Shares of oil and gas companies gained up to 2% in opening trade on Wednesday as investors cheered the government’s decision to scrap windfall tax on petroleum crude. The Centre on Tuesday cut the windfall tax on domestically produced crude oil to ‘nil’ per tonne with effect from September 18. The move will provide big relief to the oil marketing companies such as state-run Oil and Natural Gas (ONGC) and Oil India, as well as private players like Reliance Industries and Adani Total Gas.

The decision has been taken in the backdrop of sharp decline in international crude prices recently. The Brent crude prices have fallen over 25% from their 52-week highs of $98 per barrel to $72.7 a barrel today amid ongoing global economic concerns and subdued demand outlook.   

The central government started imposing windfall taxes on the exports of domestically produced crude oil from July 1, 2022, to curb profits from high refining margins. The tax is revised every 15 days based on the average oil prices in two weeks and levied in the form of Special Additional Excise Duty (SAED).  

As per the official notification, the SAED on the export of diesel, petrol and jet fuel has been retained at ‘nil’, effective from September 18.

In the last review on August 30, the windfall tax on petroleum crude was reduced by nearly 12% to ₹1,850 per tonne from the previous ₹2,100 per tonne, effective from August 31. 

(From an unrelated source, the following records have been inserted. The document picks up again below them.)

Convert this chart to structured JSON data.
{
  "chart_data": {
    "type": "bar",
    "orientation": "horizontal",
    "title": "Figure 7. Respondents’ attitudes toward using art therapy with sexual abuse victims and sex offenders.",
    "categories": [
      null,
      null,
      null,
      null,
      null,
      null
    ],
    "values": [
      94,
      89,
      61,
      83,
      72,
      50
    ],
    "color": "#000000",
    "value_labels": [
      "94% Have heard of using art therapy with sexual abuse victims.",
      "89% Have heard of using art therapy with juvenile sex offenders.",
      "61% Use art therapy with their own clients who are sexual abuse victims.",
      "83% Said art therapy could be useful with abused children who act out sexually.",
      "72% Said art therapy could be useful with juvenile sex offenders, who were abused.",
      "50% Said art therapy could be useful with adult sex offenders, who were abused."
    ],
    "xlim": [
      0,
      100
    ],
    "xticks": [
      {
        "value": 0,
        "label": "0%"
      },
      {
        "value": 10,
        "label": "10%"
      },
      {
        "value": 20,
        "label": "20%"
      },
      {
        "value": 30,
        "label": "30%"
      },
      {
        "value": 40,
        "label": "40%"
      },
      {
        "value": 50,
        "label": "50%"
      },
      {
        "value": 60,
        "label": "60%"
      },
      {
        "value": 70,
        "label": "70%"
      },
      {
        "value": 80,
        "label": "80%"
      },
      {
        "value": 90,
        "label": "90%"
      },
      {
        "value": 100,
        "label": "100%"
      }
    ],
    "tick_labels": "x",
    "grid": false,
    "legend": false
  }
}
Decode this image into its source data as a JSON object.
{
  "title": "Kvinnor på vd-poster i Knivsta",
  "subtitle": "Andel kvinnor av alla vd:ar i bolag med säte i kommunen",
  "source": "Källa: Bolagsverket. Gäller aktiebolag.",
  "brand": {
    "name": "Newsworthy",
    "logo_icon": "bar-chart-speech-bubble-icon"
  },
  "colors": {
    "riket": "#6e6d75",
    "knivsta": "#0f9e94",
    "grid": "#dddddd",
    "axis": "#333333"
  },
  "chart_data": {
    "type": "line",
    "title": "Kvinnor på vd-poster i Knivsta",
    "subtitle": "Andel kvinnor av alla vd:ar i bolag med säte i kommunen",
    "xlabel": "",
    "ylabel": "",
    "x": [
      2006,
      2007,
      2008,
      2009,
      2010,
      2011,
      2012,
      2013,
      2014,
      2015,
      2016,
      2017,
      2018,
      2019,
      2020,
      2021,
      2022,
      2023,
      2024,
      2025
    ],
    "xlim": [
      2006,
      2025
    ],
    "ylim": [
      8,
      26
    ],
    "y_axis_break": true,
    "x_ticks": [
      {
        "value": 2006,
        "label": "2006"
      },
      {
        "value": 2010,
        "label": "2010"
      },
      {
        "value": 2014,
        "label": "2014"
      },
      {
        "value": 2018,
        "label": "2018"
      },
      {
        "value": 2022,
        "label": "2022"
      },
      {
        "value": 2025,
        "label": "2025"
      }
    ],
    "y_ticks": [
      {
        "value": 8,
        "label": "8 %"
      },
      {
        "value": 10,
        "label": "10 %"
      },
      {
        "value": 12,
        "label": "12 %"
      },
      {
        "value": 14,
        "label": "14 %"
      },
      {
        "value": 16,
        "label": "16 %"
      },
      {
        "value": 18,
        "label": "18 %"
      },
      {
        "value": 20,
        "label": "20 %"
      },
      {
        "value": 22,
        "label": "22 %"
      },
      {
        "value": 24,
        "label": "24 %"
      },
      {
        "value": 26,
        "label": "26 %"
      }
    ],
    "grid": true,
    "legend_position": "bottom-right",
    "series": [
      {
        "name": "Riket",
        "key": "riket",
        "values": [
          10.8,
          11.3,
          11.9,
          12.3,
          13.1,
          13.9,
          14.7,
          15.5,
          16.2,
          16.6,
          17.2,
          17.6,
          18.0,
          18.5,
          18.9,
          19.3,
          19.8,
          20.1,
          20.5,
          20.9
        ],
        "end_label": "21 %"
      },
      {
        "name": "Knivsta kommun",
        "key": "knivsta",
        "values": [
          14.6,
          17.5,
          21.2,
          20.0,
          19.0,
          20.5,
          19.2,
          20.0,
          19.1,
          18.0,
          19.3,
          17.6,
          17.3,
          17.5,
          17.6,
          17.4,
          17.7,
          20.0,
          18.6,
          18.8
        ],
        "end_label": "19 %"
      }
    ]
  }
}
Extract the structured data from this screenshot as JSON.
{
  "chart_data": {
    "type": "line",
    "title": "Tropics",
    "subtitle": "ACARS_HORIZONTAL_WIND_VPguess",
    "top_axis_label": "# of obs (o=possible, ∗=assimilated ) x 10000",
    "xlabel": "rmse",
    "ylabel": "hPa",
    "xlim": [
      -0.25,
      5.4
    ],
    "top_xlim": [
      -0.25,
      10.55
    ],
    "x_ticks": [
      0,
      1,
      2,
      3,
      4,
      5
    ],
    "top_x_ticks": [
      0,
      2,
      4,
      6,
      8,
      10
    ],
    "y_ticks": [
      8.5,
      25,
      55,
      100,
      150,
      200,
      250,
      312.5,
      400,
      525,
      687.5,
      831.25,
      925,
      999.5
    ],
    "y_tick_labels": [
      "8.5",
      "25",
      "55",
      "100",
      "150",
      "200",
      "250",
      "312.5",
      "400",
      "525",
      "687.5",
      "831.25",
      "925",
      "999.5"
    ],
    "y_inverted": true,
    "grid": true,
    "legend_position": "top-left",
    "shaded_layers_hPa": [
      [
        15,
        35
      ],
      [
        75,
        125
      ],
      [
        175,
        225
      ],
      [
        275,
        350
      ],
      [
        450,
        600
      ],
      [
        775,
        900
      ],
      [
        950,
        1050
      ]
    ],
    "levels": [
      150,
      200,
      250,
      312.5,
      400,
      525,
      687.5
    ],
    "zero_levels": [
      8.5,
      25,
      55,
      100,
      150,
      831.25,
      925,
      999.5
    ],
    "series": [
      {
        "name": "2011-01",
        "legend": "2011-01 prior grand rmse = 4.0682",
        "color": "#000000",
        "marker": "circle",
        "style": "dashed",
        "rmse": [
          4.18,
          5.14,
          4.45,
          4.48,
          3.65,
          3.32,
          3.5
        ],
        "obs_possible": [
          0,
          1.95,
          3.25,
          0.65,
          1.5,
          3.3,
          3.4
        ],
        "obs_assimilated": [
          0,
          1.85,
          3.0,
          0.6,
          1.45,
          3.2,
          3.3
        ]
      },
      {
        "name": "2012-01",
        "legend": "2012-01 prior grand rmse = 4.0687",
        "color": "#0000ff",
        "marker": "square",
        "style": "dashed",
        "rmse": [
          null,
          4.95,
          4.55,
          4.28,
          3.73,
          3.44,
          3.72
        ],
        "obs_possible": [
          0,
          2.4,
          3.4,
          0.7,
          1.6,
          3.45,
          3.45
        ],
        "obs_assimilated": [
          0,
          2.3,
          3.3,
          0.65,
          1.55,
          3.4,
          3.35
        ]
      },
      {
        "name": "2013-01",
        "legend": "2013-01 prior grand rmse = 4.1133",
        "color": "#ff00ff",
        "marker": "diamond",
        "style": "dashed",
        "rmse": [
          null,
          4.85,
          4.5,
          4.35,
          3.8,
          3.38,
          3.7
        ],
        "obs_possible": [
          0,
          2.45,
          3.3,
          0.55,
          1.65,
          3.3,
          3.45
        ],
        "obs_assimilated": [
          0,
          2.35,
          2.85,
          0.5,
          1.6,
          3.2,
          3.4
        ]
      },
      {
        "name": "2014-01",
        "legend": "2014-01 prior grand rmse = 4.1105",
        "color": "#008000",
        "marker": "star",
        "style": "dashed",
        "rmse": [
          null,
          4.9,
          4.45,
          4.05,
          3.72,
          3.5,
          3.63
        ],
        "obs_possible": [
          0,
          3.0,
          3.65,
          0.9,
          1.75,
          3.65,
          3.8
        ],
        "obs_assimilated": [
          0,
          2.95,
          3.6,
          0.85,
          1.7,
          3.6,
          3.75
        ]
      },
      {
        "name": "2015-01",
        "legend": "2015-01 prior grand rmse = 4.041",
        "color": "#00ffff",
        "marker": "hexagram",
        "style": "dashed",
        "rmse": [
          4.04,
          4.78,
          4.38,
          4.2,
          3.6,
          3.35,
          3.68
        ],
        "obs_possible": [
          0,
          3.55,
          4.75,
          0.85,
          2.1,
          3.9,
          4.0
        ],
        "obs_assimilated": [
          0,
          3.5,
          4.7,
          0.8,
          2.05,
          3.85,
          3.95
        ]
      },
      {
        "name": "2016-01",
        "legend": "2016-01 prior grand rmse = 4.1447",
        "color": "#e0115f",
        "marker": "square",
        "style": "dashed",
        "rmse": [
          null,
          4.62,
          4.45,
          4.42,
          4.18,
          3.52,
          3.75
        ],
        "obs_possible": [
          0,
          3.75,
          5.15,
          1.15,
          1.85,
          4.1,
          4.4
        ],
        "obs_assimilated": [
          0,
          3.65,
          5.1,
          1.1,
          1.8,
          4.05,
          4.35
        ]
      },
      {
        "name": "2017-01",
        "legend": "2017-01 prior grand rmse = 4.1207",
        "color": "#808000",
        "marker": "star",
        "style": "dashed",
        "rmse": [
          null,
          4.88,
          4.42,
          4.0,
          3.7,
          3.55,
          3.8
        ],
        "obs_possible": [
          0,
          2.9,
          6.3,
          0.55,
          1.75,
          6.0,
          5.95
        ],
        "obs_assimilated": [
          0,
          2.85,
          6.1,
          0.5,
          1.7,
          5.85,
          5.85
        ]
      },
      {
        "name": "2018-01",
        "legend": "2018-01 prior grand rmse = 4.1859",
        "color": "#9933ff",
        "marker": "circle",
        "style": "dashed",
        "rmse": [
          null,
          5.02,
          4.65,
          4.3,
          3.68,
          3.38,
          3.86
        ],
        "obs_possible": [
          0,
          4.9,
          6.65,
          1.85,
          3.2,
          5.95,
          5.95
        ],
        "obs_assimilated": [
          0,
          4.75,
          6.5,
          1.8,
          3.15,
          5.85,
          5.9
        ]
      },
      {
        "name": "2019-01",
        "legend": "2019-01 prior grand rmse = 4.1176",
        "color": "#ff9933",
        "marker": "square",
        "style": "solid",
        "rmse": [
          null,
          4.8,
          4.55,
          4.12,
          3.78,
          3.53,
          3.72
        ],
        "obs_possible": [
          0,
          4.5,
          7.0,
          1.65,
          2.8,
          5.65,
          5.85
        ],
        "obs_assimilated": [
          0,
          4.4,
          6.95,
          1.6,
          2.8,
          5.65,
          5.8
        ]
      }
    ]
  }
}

Reacting to the news, shares of ONGC, the country’s largest natural gas explorer, gained more than 1%, while Oil India shares rose up to 2% in the early trade. Among other state-owned players, Bharat Petroleum Corporation Ltd (BPCL), Indian Oil Corporation Limited, and Hindustan Petroleum Corporation Ltd (HPCL) were trading marginally higher.

On the other hand, the share price of Reliance Industries, the country’s most valued firm, and Adani Total Gas were marginally down.

Meanwhile, the NSE Nifty energy index were marginally up by 0.1%, while the equity benchmarks Sensex and Nifty were trading flat with negative bias.

In the recent time, the Brent crude prices have fallen significantly amid global economic concerns and subdued demand from the U.S. and China, the world’s largest crude importers. The worries about softening demand in China amid surge in electric vehicle sales have raised concerns about future demand outlook.  

Last week, the OPEC (Organisation of the Petroleum Exporting Countries) cut its demand forecast for global oil demand for the second time in two months. The organisation of oil producers pegged that world oil demand would rise by 2.03 million barrels per day (bpd) in 2024, down from 2.11 million bpd expected last month. Going ahead, it expects demand growth of 1.7 million bpd next year, about 40,000 bpd lower than originally estimated.

Domestic brokerage Prabhudas Lilladher in a latest report said that recent global developments leading to ample supplies amid weaker demand prospects have pushed Brent oil prices lower. The brokerage expects oil prices to rebound to $75-80 per barrel in the near term, citing delay in production by the OPEC+.

ICICI Securities in a report said that recent bearishness in global oil & gas prices creates a positive margin scenario for Indian oil & gas companies. “Overall, we would expect crude to average below FY24’s average of $83/bbl for FY25E; on balance, we reduce FY25/26/27E Brent estimates to $80/85/85 per bbl vs. $85/87/87 earlier.”